Thursday, March 10, 2011

Ryan Red Corn and Sterlin Harjo's SMILING INDIANS

People in the children's literature world love to use photographs taken by Edward S. Curtis. They believe his photos to be authentic portrayals of Native life. They're invariably reproduced in a sepia tone, which adds to their perceived authenticity.

The thing is, they aren't authentic. They're staged, and in many instances, he used props, too. If an individual didn't have "Indian" things, Curtis provided them. That isn't a good thing... The props were not specific to the tribe of the person in the picture. There's a little bit of info about the authenticity of Curtis's work on the website for the Hearst Museum. Some years back, I read Christopher M. Lyman's The Vanishing Race and Other Illusions: Photographs of Indians by Edward S. Curtis, published in 1982 by Pantheon. The Library of Congress includes Lyman's book on its page about Curtis. The annotation says:
Lyman critiques Curtis's pictorialist, romantic, and idealized images of Native people because they obscure a drearier, more desperate reality. Curtis is also criticized for editing "modern" elements, such as alarm clocks and automobiles, from the views and for his use of props and costumes. Lyman exposes various misrepresentations in Curtis's depictions, as well as in other photographers' work of indigenous people, with many photographic examples.
It is that imagery that Ryan Red Corn and Sterlin Harjo address with their video, Smiling Indians, below. 

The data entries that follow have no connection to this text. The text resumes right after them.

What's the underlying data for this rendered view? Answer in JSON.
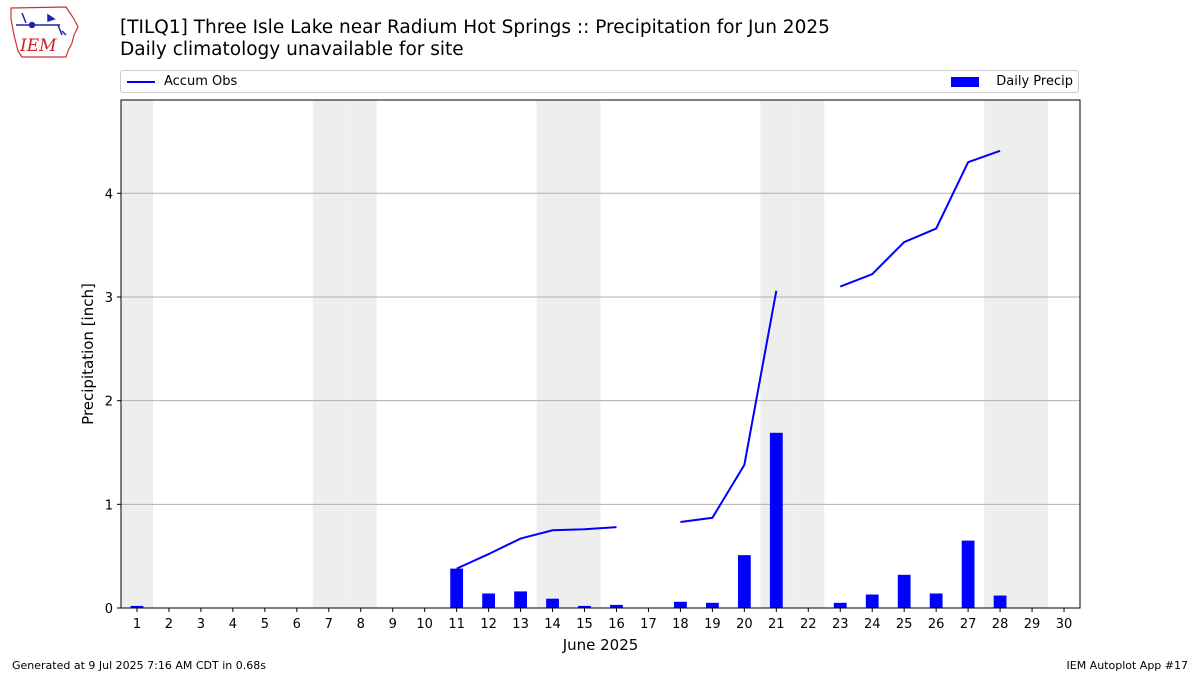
{
  "header": {
    "logo_text": "IEM",
    "title_line1": "[TILQ1] Three Isle Lake near Radium Hot Springs :: Precipitation for Jun 2025",
    "title_line2": "Daily climatology unavailable for site"
  },
  "legend": {
    "line_label": "Accum Obs",
    "bar_label": "Daily Precip"
  },
  "footer": {
    "generated": "Generated at 9 Jul 2025 7:16 AM CDT in 0.68s",
    "app": "IEM Autoplot App #17"
  },
  "colors": {
    "bars": "#0000ff",
    "line": "#0000ff",
    "weekend_shade": "#eeeeee",
    "grid": "#b0b0b0"
  },
  "chart_data": {
    "type": "bar",
    "title": "[TILQ1] Three Isle Lake near Radium Hot Springs :: Precipitation for Jun 2025",
    "subtitle": "Daily climatology unavailable for site",
    "xlabel": "June 2025",
    "ylabel": "Precipitation [inch]",
    "xlim": [
      0.5,
      30.5
    ],
    "ylim": [
      0,
      4.9
    ],
    "yticks": [
      0,
      1,
      2,
      3,
      4
    ],
    "grid": "horizontal",
    "legend_position": "top",
    "days": [
      1,
      2,
      3,
      4,
      5,
      6,
      7,
      8,
      9,
      10,
      11,
      12,
      13,
      14,
      15,
      16,
      17,
      18,
      19,
      20,
      21,
      22,
      23,
      24,
      25,
      26,
      27,
      28,
      29,
      30
    ],
    "shaded_days": [
      1,
      7,
      8,
      14,
      15,
      21,
      22,
      28,
      29
    ],
    "series": [
      {
        "name": "Daily Precip",
        "type": "bar",
        "values": [
          0.02,
          0,
          0,
          0,
          0,
          0,
          0,
          0,
          0,
          0,
          0.38,
          0.14,
          0.16,
          0.09,
          0.02,
          0.03,
          0,
          0.06,
          0.05,
          0.51,
          1.69,
          0,
          0.05,
          0.13,
          0.32,
          0.14,
          0.65,
          0.12,
          0,
          0
        ]
      },
      {
        "name": "Accum Obs",
        "type": "line",
        "values": [
          null,
          null,
          null,
          null,
          null,
          null,
          null,
          null,
          null,
          null,
          0.38,
          0.52,
          0.67,
          0.75,
          0.76,
          0.78,
          null,
          0.83,
          0.87,
          1.38,
          3.06,
          null,
          3.1,
          3.22,
          3.53,
          3.66,
          4.3,
          4.41,
          null,
          null
        ]
      }
    ]
  }
}
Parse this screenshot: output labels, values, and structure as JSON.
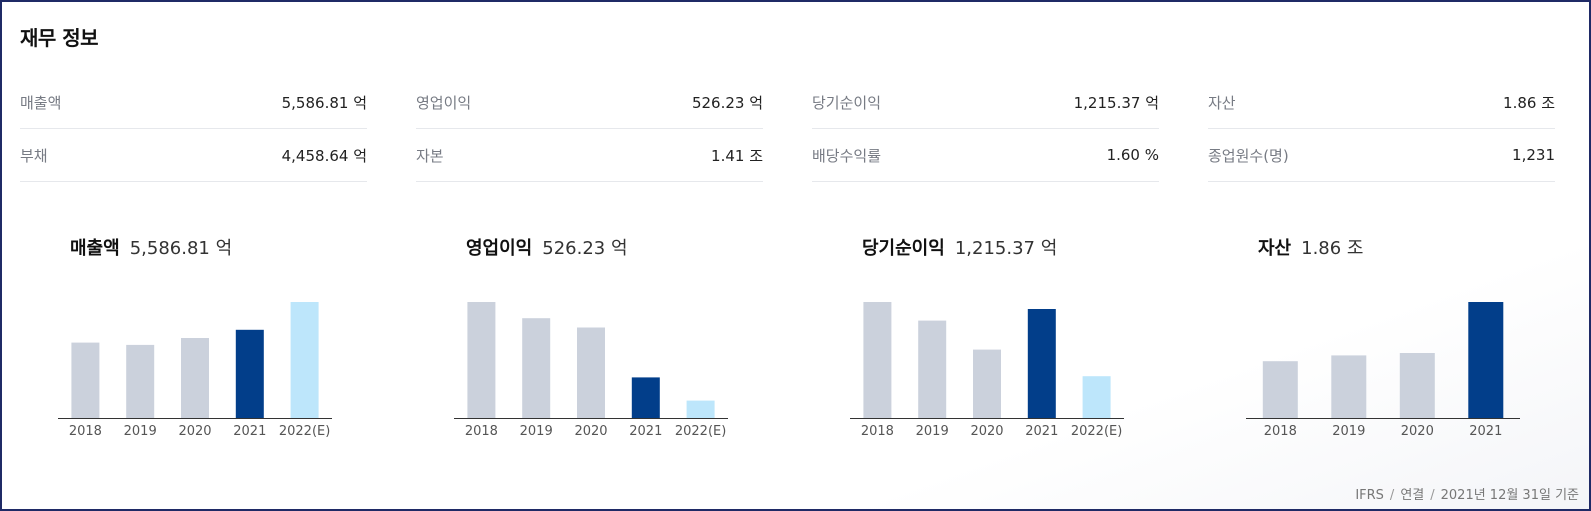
{
  "section": {
    "title": "재무 정보"
  },
  "metrics": [
    {
      "label": "매출액",
      "value": "5,586.81 억"
    },
    {
      "label": "영업이익",
      "value": "526.23 억"
    },
    {
      "label": "당기순이익",
      "value": "1,215.37 억"
    },
    {
      "label": "자산",
      "value": "1.86 조"
    },
    {
      "label": "부채",
      "value": "4,458.64 억"
    },
    {
      "label": "자본",
      "value": "1.41 조"
    },
    {
      "label": "배당수익률",
      "value": "1.60 %"
    },
    {
      "label": "종업원수(명)",
      "value": "1,231"
    }
  ],
  "charts": [
    {
      "title": "매출액",
      "value": "5,586.81 억"
    },
    {
      "title": "영업이익",
      "value": "526.23 억"
    },
    {
      "title": "당기순이익",
      "value": "1,215.37 억"
    },
    {
      "title": "자산",
      "value": "1.86 조"
    }
  ],
  "colors": {
    "past": "#cbd1dc",
    "current": "#023e8a",
    "estimate": "#bde6fb",
    "axis": "#333333"
  },
  "chart_data": [
    {
      "type": "bar",
      "title": "매출액",
      "categories": [
        "2018",
        "2019",
        "2020",
        "2021",
        "2022(E)"
      ],
      "values": [
        0.65,
        0.63,
        0.69,
        0.76,
        1.0
      ],
      "kinds": [
        "past",
        "past",
        "past",
        "current",
        "estimate"
      ]
    },
    {
      "type": "bar",
      "title": "영업이익",
      "categories": [
        "2018",
        "2019",
        "2020",
        "2021",
        "2022(E)"
      ],
      "values": [
        1.0,
        0.86,
        0.78,
        0.35,
        0.15
      ],
      "kinds": [
        "past",
        "past",
        "past",
        "current",
        "estimate"
      ]
    },
    {
      "type": "bar",
      "title": "당기순이익",
      "categories": [
        "2018",
        "2019",
        "2020",
        "2021",
        "2022(E)"
      ],
      "values": [
        1.0,
        0.84,
        0.59,
        0.94,
        0.36
      ],
      "kinds": [
        "past",
        "past",
        "past",
        "current",
        "estimate"
      ]
    },
    {
      "type": "bar",
      "title": "자산",
      "categories": [
        "2018",
        "2019",
        "2020",
        "2021"
      ],
      "values": [
        0.49,
        0.54,
        0.56,
        1.0
      ],
      "kinds": [
        "past",
        "past",
        "past",
        "current"
      ]
    }
  ],
  "footnote": {
    "standard": "IFRS",
    "basis": "연결",
    "date": "2021년 12월 31일 기준"
  }
}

If you're an author, or an editor in a publishing house, and you're thinking about using Curtis's photos, think again. Do you want to contribute to the misinformation captured in his photos? Of course, I hope your answer is a resounding "No!"

6 comments:

John Dall said...

http://www.npr.org/blogs/pictureshow/2011/03/09/134394893/smiling-indians-depicts-a-lighter-side-of-native-americans

rebecca said...

I'd like to give a shoutout to the blog Native Appropriations. It's not children's lit specific, but it's a great blog and certainly relevant to all of us turning a critical eye towards portrayals of Indians in children's lit.

Debbie Reese said...

Yes. Definitely a blog I read, too, and that I've pointed to in past posts.

Phil K said...

I am smiling too.

Anonymous said...

I see your point, but there are some pretty painful, obviously forced, smiles in that video. I loved the baby, but many of the others just made me think Curtis might have had the right idea. If you can't capture a real smile, it may be better to have an unsmiling face than a faked expression.

Sorry, I know that doesn't jibe with your message.

Molly Springer said...

Ryan Red Corn is coming to Dartmouth next week. I love smiling ndns.
Finally getting the chance to meet him.